Perang terhadap gambar dan tulisan sesama jenis yang saat ini dikobarkan oleh kelompok “nilai-nilai kekeluargaan” saat ini, seperti yang ditunjukkan oleh Bronski, telah menjadi cikal bakal gerakan kemurnian sosial, yang kadang-kadang dipimpin oleh kaum progresif, yang dimulai pada abad ke-19 dan berlanjut hingga hari ini untuk mengancam dunia yang lebih luas. ruang budaya yang dimenangkan oleh sesama jenis yang berani. Buku ini juga merupakan katalog musuh-musuh kita selama bertahun-tahun.
Politik liberasionis radikal Bronski terlihat jelas di setiap halaman dan tidak diragukan lagi akan mengganggu kaum asimilasionis yang sudah sangat terhomogenisasi, yang retorikanya mendominasi wacana resmi gay saat ini. Dia menulis, “Meskipun kita semua orang Amerika –– dan kaum heteroseksual mungkin jauh lebih aneh dari yang mereka kira –– menjadi 'sama seperti Anda' bukanlah hal yang diinginkan semua orang Amerika. Secara historis, 'sama seperti Anda' adalah kebohongan besar Amerika. Keanekaragaman Amerika yang melimpah dan bahkan tidak menentu menghalangi analogi sederhana seperti itu. 'Sama seperti' sering kali merupakan argumen yang salah. Dalam dekade terakhir, argumen bahwa pernikahan sesama jenis adalah 'sama seperti' pernikahan antar-ras telah menimbulkan lebih banyak kesalahpahaman dan kemarahan daripada kesepakatan dan kejelasan…”

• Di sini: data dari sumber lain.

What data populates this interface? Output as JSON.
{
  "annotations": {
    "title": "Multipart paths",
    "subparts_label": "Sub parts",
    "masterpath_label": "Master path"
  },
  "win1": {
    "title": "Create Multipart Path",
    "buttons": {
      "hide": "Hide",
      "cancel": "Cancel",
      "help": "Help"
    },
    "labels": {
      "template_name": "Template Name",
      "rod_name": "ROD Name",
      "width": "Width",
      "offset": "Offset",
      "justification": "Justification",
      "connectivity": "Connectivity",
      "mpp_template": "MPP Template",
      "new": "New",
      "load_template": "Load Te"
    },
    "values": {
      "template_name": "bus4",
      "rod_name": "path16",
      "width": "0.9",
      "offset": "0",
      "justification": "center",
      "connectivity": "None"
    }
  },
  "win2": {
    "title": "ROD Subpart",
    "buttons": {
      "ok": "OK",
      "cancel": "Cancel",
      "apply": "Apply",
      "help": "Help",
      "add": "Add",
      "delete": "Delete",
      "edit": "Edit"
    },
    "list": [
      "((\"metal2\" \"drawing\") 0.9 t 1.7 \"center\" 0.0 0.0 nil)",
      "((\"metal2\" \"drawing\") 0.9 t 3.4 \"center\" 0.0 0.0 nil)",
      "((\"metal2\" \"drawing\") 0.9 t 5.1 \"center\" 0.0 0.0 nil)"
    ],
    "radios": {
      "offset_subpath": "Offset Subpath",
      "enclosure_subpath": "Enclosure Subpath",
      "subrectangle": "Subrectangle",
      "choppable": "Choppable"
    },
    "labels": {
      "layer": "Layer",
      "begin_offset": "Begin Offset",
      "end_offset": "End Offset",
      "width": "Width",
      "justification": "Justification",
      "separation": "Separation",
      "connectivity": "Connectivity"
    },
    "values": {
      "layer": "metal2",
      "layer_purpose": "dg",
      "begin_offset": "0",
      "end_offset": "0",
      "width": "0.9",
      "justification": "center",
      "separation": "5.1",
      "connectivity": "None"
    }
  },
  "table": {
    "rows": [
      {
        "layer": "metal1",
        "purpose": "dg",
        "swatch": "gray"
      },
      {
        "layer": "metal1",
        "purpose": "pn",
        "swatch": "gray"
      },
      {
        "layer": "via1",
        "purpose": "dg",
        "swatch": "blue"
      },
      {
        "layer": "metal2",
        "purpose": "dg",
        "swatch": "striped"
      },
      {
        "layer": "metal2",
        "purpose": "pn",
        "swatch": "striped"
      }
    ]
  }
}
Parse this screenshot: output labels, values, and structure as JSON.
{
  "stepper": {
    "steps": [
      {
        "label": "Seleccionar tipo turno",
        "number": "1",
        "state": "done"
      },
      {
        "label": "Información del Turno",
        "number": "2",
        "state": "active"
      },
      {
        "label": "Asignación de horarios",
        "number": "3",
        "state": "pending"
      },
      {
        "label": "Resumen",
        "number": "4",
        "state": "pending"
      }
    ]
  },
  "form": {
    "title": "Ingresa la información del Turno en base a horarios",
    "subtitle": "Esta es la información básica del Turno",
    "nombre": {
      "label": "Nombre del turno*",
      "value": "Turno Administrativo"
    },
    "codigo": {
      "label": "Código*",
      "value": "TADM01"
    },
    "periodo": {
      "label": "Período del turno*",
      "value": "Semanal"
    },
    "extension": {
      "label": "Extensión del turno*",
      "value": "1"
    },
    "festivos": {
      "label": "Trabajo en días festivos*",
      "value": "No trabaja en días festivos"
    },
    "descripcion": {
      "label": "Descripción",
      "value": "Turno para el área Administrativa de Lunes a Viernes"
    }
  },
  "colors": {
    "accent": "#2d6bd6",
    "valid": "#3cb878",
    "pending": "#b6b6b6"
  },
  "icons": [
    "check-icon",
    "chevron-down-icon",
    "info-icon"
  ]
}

Pemeriksaan Bronski selama lima abad berakhir pada tahun 1990, namun keilmuannya yang sempurna serta narasinya yang pedas dan sering kali jenaka sama relevannya dengan berita utama masa kini. Seseorang harus mengetahui tempat yang pernah dikunjunginya agar dapat memetakan arah yang berarti menuju tempat yang diinginkannya. Mulai dari sastra, fashion, hingga hubungan dengan gerakan sosial lainnya, kisah queer yang dikisahkan Bronski akan membuka mata Anda.
Sejarawan besar Arnold Toynbee pernah mengamati, “'Sejarah' adalah kata Yunani yang secara harafiah berarti 'penyelidikan'.” Bronski adalah penyelidik hebat, cerdas secara intelektual, yang karyanya selalu menantang kebijaksanaan konvensional dengan nuansa yang halus. Itu sebabnya “A Queer History of the United States” dapat dibaca secara bermanfaat baik oleh pemula dalam bidang ini maupun oleh mereka yang memiliki latar belakang serius dalam historiografi gay.
Sekalipun Anda tidak setuju dengan penafsiran Bronski, penafsiran itu akan membuat Anda berpikir. Ini adalah buku penting, yang patut mendapat tempat terhormat di setiap rak buku aneh. Pastikan itu milik Anda.
ZNetwork didanai semata-mata melalui kemurahan hati para pembacanya.